Additionally, Kastenberger is regarded as the prime suspect in three other murders:

- Kastenberger is suspected of having robbed a gas station in Purkersdorf on May 26, 1984, and shooting and killing 51-year-old station attendant Helene Bubendorfer with an assault rifle.
- Kastenberger is suspected of using an assault rifle to kill officer Friedrich Roger in front of a police station in Vienna on July 25, 1986.
- Kastenberger is suspected of using a stolen government service weapon to kill Brigitte Hranka, who worked as a prostitute.

==Arrest, flight and death==

On November 11, 1988, Kastenberger was arrested and indicted for numerous crimes. During the investigation, authorities found two keys in his apartment for safe deposit boxes containing nearly 5.5 million Schillings (approximately €400,000). Two days later, during his confession proceedings, he jumped out of a first-floor window, landed on the hood of a parked car, and escaped.
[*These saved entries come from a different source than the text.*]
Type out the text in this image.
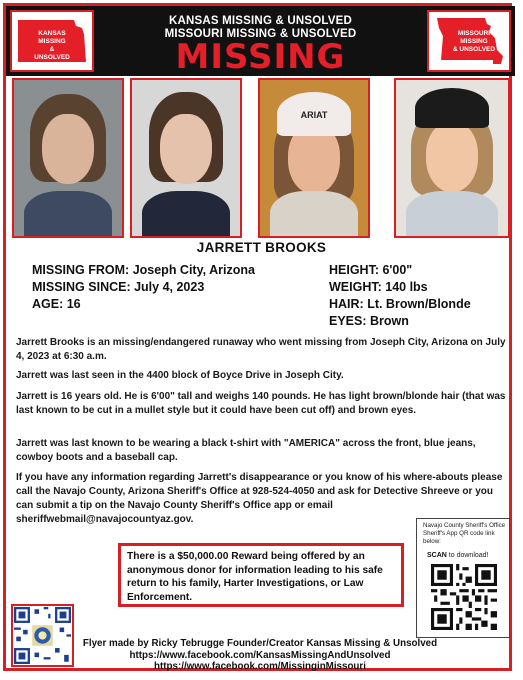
KANSAS
MISSING
&
UNSOLVED
KANSAS MISSING & UNSOLVED
MISSOURI MISSING & UNSOLVED
MISSING
MISSOURI
MISSING
& UNSOLVED
ARIAT
JARRETT BROOKS
MISSING FROM: Joseph City, Arizona
MISSING SINCE: July 4, 2023
AGE: 16
HEIGHT: 6'00"
WEIGHT: 140 lbs
HAIR: Lt. Brown/Blonde
EYES: Brown
Jarrett Brooks is an missing/endangered runaway who went missing from Joseph City, Arizona on July 4, 2023 at 6:30 a.m.
Jarrett was last seen in the 4400 block of Boyce Drive in Joseph City.
Jarrett is 16 years old. He is 6'00" tall and weighs 140 pounds. He has light brown/blonde hair (that was last known to be cut in a mullet style but it could have been cut off) and brown eyes.
Jarrett was last known to be wearing a black t-shirt with "AMERICA" across the front, blue jeans, cowboy boots and a baseball cap.
If you have any information regarding Jarrett's disappearance or you know of his where-abouts please call the Navajo County, Arizona Sheriff's Office at 928-524-4050 and ask for Detective Shreeve or you can submit a tip on the Navajo County Sheriff's Office app or email sheriffwebmail@navajocountyaz.gov.
There is a $50,000.00 Reward being offered by an anonymous donor for information leading to his safe return to his family, Harter Investigations, or Law Enforcement.
Navajo County Sheriff's Office Sheriff's App QR code link below:
SCAN to download!
Flyer made by Ricky Tebrugge Founder/Creator Kansas Missing & Unsolved
https://www.facebook.com/KansasMissingAndUnsolved
https://www.facebook.com/MissinginMissouri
The following day, he attempted to steal a woman's car in Gaaden but fled when a police patrol passed by. The next day, in Maria Enzersdorf, he overpowered a man, bound him, and stole his car. The man managed to free himself and alerted the police, who soon discovered the stolen vehicle on the motorway. Kastenberger noticed the police, pulled over to the guardrail, and fled through the woods, where he stole another vehicle in Waasen and escaped via the West Highway. Near Sankt Pölten, he broke through a roadblock and was shot in the back. Before he could be apprehended by the police, Kastenberger took his own life with a gunshot to the head.

The pursuit of Kastenberger was the largest investigation in Austria's post-war history, involving more than 450 officers.

==Other==

Kastenberger was a successful marathon runner in Austria during the 1980s, winning several national races. In 1988, he set a record in the Kainach Mountain Marathon with a time of 3:16:07.

In 2009, director Benjamin Heisenberg dramatized Kastenberger's career as a runner and bank robber in his film The Robber. Andreas Lust starred in the title role. The film was based on Martin Prinz's 2002 novel of the same name, which was translated into English in 2005 by Mike Mitchell and renamed On the Run. The film premiered in February 2010 at the 60th Berlin Film Festival.